## Running on multiple GPUs using Hugging Face Transformers

Naive pipeline parallelism is supported out of the box. For this, simply load the model with device="auto" which will automatically place the different layers on the available GPUs.

Your task:

1. Create a pod with two 24GB GPUs.

2. Try to run the model with device="auto" and see how much VRAM is used. You can also try to run the model with device_map="auto" which will automatically place the different layers on the available GPUs. This is a more advanced version of pipeline parallelism that allows for more flexibility in how the model is distributed across GPUs.


In [1]:
model_path = "/ssdshare/share/Meta-Llama-3-8B-Instruct/"
# TODO(Your Task): Load the model to multiple GPUs and check the GPU memory usage
from accelerate.utils import release_memory
from transformers import AutoModelForCausalLM
import torch


def get_gpu_memory(model):
    memory = torch.cuda.max_memory_allocated() / (1024**3)
    model = release_memory(model)
    torch.cuda.reset_peak_memory_stats()
    return memory


model = AutoModelForCausalLM.from_pretrained(
    model_path, torch_dtype=torch.bfloat16, device_map="cuda:0"
)
print(f'device_map="cuda:0": {get_gpu_memory(model)}GB')
model = AutoModelForCausalLM.from_pretrained(
    model_path, torch_dtype=torch.bfloat16, device_map="auto"
)
print(f'device="auto": {get_gpu_memory(model)}GB')
model = AutoModelForCausalLM.from_pretrained(
    model_path, torch_dtype=torch.bfloat16, device_map="auto"
)
print(f'device_map="auto": {get_gpu_memory(model)}GB')
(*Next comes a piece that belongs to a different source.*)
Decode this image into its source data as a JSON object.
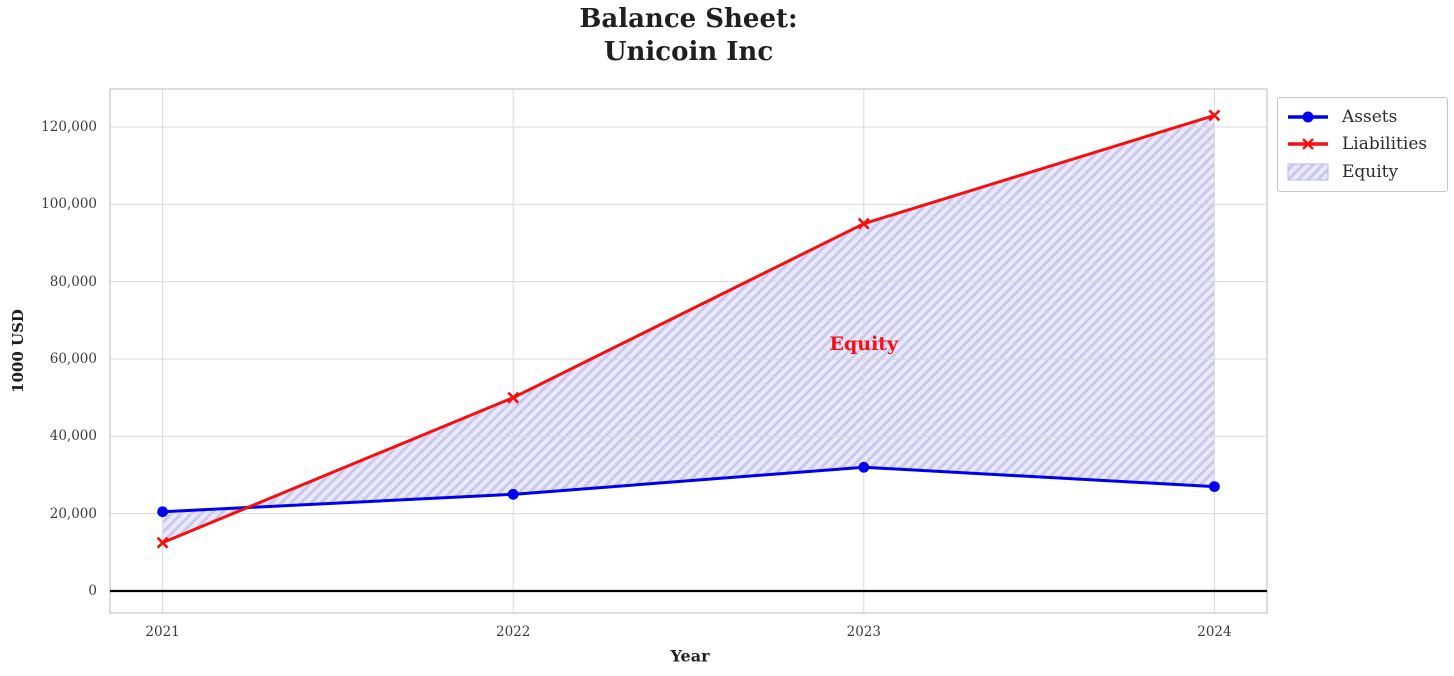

Loading checkpoint shards:   0%|          | 0/4 [00:00<?, ?it/s]

device_map="cuda:0": 14.95752763748169GB


Loading checkpoint shards:   0%|          | 0/4 [00:00<?, ?it/s]

device="auto": 21.623756885528564GB


Loading checkpoint shards:   0%|          | 0/4 [00:00<?, ?it/s]

device_map="auto": 13.33245849609375GB


The GPU memory usage of loading the model to only one GPU is \_\_\_\_\_\_\_\_.

The GPU memory usage of loading the model with device="auto" is \_\_\_\_\_\_\_\_. The GPU memory usage of loading the model with device_map="auto" is \_\_\_\_\_\_\_\_.

The number of GPUs you used is \_\_\_\_\_\_\_\_.

Does the numbers above make sense?


In [3]:
print("""
The GPU memory usage of loading the model to only one GPU is 15GB.

The GPU memory usage of loading the model with device="auto" is 22GB. The GPU memory usage of loading the model with device_map="auto" is 13GB.

The number of GPUs you used is 2.

They don't make sense because the memory usage with device="auto" is significantly higher than the other two methods, but the memory usage with device_map="cuda:0" is almost as low as that with device="auto".
""")


The GPU memory usage of loading the model to only one GPU is 15GB.

The GPU memory usage of loading the model with device="auto" is 22GB. The GPU memory usage of loading the model with device_map="auto" is 13GB.

The number of GPUs you used is 2.

They don't make sense because the memory usage with device="auto" is significantly higher than the other two methods, but the memory usage with device_map="cuda:0" is almost as low as that with device="auto".